All Teens On Deck

Newest ship activities designed to bring in waves of young folks and their families

June 17, 2007|By Sheila Young | Sheila Young,Special to the Sun

Fun-filled family vacation with teenagers" -- it's a seemingly ridiculous phrase. But that was just what we had in mind when we booked a cruise to the Caribbean last winter. And of all things, our teenage son suggested it. We were shocked at first -- it's hard enough to get a teenager to talk to you, let alone willingly go on a family vacation. And Owen, 17 and an athlete, isn't a good fit with the sleep-and-shuffleboard lifestyle we had thought was typical on cruises. Instead, we discovered, cruises have changed quite a bit in the past few years and now have many activities that appeal to teens.

Several of Owen's friends had taken family cruises and returned with tales of meeting teenagers from all over the world. He wanted that experience, too, and in these flat-world times my husband, Rick, and I thought it would be a good idea. But we did have a few concerns about how everyone would mesh within such strict confines.

One of the difficulties in traveling with teenagers is their crazy hours. We're ready for bed when Owen's ready to go out, and we're up with the birds when he's still down for the count. The other difficulty, of course, is that teens want to pretend their embarrassing parents don't exist.

FOR THE RECORD - A photo caption in the Travel section Sunday misidentified an area of the Royal Caribbean's Jewel of the Seas. The photograph showed the ship's atrium, not the solarium.

On board our ship, all of those issues just disappeared. Safely at sea, it didn't matter that we slept while he stayed out late. And there were so many different things for each of us to do in port and on board that we weren't noticeable enough to be embarrassing to him.

"Teens want to get out there and experiment with the world," says Jaci Fink, who runs the kids program for Royal Caribbean International. On a cruise ship, "parents are comfortable with their teens getting out there and trying different things but also doing things together. They can participate in some of the adult activities like going to shows, but they have their own space, too."

Or as my son summarized his friends' experience: "Once they're on board the ship, they never see their parents again until it's time to go home."

Rick and I weren't exactly up for that kind of agenda, but we did think it was a good chance for everyone to have their own kind of fun in a well-contained area. I mean, the kids can't exactly wander away. And fully aware of teenage skills at rule-bending, the cruise lines have ways of identifying their ages so as to prevent underage drinking and gambling.

Cruise lines have taken notice of the increase in teen passengers, and many are building and retro-fitting ships to appeal to older kids. Royal Caribbean even conducted a national survey of teen travel and recently created a Teen Advisory Board.

Many ships already have teen-only discos and lounges, basketball courts and rock-climbing walls -- and who can honestly think the surf pool on the newest Royal Caribbean ship will be overrun by octogenarians? Some cruise lines have set up PlayStation 2 and Wii video game areas with large-screen monitors. Disney and Carnival offer teen-only excursions. Depending on which cruise line you choose, your teenagers will have a chance to produce a movie, play a teen version of TV reality shows, be a disc jockey or get a makeover.
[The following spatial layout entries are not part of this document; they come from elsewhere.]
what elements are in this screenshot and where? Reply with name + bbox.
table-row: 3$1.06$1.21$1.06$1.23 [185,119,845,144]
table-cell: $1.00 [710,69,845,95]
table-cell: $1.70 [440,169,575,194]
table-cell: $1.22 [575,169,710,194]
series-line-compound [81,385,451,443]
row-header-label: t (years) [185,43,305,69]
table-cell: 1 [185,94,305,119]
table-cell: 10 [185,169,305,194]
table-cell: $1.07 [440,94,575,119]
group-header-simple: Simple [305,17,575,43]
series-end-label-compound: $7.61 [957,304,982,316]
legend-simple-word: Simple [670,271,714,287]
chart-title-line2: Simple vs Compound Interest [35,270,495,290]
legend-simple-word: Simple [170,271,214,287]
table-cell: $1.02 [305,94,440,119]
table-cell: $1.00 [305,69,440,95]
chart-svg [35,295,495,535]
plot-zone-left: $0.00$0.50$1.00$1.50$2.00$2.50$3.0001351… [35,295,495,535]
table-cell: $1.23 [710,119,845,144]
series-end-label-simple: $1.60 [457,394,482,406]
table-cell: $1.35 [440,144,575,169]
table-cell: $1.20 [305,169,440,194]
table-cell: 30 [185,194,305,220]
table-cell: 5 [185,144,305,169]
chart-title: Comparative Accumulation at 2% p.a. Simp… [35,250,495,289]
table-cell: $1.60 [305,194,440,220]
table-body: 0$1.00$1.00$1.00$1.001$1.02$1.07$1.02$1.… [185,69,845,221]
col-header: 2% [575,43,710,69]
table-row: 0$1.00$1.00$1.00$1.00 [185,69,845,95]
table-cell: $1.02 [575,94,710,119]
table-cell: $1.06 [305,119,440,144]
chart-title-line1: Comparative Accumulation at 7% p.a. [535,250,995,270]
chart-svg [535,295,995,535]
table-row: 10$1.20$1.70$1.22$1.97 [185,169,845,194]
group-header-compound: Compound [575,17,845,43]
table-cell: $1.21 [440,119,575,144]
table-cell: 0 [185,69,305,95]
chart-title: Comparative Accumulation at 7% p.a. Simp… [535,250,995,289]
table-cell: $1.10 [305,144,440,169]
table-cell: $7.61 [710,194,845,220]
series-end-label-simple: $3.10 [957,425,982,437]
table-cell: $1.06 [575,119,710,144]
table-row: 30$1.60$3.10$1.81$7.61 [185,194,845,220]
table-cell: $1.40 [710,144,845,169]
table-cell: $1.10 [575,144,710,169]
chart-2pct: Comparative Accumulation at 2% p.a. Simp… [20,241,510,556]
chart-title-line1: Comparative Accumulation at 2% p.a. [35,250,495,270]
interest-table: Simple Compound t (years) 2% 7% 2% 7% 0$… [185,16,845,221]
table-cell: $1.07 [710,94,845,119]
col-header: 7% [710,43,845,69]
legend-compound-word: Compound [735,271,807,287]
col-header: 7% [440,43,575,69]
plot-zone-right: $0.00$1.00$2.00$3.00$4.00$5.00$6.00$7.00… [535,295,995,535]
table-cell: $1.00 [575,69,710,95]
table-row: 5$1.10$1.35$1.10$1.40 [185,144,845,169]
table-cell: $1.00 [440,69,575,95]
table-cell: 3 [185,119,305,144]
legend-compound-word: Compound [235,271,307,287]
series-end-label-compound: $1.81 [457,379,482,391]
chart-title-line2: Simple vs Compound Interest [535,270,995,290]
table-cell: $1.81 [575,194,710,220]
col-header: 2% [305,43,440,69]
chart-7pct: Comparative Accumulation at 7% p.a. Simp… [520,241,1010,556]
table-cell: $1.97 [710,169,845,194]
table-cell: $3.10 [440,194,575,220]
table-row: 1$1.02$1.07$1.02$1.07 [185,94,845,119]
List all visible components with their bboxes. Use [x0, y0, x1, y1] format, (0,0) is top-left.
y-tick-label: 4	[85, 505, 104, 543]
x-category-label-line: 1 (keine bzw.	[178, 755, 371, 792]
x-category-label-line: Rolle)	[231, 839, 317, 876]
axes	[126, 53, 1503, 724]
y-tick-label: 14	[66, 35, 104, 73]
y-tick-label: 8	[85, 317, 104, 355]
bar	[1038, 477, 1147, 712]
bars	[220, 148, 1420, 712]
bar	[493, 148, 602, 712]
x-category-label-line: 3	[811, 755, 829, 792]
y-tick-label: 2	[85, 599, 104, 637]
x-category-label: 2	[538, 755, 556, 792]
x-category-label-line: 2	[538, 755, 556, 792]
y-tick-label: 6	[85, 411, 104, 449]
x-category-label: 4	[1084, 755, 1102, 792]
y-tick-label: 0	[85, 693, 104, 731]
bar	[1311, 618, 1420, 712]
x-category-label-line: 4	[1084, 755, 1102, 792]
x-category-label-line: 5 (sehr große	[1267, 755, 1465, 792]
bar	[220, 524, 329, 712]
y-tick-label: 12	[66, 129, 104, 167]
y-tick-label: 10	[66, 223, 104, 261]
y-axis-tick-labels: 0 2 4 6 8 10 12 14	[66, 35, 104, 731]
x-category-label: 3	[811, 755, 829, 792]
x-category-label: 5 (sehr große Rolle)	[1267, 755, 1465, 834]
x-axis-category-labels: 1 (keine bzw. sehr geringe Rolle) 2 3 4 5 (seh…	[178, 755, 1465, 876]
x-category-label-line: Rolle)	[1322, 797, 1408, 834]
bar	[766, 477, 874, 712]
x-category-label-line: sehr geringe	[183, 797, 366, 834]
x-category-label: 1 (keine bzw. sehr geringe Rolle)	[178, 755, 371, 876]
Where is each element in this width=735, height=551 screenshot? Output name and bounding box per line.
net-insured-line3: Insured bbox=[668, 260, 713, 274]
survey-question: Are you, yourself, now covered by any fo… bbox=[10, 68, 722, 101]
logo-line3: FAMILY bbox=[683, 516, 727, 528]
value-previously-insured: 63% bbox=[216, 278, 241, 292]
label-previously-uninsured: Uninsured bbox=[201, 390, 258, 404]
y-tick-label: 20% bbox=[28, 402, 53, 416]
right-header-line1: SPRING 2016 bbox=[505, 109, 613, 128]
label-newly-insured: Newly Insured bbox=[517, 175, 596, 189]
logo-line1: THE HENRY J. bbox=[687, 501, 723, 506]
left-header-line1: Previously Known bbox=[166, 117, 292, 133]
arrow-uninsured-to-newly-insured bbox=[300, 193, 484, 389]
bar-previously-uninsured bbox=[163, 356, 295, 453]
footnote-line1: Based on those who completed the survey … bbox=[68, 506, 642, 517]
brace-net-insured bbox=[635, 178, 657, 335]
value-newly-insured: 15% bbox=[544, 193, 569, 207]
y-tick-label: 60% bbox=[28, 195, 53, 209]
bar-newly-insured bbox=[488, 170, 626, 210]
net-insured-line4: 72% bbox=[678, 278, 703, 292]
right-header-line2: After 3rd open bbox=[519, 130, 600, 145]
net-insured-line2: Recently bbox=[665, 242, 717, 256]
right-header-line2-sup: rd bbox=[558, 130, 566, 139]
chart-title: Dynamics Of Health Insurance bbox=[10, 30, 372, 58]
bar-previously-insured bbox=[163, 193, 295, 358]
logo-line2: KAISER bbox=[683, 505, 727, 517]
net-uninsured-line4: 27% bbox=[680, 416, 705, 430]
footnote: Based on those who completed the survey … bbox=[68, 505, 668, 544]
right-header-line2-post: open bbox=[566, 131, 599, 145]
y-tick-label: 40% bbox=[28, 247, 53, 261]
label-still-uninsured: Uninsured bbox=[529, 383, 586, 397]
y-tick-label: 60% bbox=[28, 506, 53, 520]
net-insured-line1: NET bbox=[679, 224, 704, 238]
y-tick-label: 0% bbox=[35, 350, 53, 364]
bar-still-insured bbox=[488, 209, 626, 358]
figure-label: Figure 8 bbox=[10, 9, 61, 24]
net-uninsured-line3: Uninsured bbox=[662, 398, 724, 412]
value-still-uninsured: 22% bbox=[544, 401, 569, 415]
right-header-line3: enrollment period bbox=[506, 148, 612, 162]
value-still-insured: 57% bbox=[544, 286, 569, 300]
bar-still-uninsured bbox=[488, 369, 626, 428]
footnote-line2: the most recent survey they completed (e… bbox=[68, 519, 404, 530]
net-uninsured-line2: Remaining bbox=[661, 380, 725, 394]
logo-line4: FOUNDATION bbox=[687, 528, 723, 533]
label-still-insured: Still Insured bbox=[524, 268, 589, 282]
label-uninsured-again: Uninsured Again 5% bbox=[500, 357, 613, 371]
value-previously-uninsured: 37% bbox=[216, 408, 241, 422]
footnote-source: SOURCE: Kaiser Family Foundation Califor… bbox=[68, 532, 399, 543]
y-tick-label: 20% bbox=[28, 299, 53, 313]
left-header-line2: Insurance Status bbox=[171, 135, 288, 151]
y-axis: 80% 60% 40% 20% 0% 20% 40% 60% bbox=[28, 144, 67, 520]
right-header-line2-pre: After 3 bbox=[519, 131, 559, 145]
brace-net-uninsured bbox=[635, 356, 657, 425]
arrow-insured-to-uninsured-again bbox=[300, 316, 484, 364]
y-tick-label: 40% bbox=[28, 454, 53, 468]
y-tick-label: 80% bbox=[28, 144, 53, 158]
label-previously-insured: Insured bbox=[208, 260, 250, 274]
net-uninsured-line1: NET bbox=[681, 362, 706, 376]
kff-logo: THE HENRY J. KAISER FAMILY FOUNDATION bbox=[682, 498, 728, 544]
Not all ships in each line have the same teen facilities, however, so it's best to check. And this is a perfect time to say: Buck the trend and use a travel agent. I did extensive research online before we booked our cruise and talked to friends who had cruised with their teenagers. It helped me narrow down which cruises looked like the best match for us. Still, our travel agent, Suzanne Gaertner, had far more expertise.

Travel agents who deal with the cruise lines know the ins and outs of cruising and of the ships themselves. And there are lots of ins and outs. Gaertner matched us with a cruise that fit our expectations and our budget, saved us from getting stuck on a noisy deck and successfully negotiated a last-minute glitch in our favor because of her long-standing relationship with the cruise line.

As a result, our experience on Royal Caribbean's Jewel of the Seas, sailing from Fort Lauderdale, Fla., to the Caribbean, was superb from beginning to end.

Check-in was efficient and friendly: "Your stateroom is ready and lunch is being served," the agent said. "Welcome aboard." The ship's glass elevators scooped us up over the harbor and onto our deck. We found our cabin, a spacious stateroom with a large balcony.

Some lines offer family-friendly staterooms, and here is another area where a good travel agent can help you choose. Some of these options are as simple as staterooms with connecting doors, giving teenagers a sense of independence (and their parents some privacy), while still maintaining parental supervision. Others are luxury suites.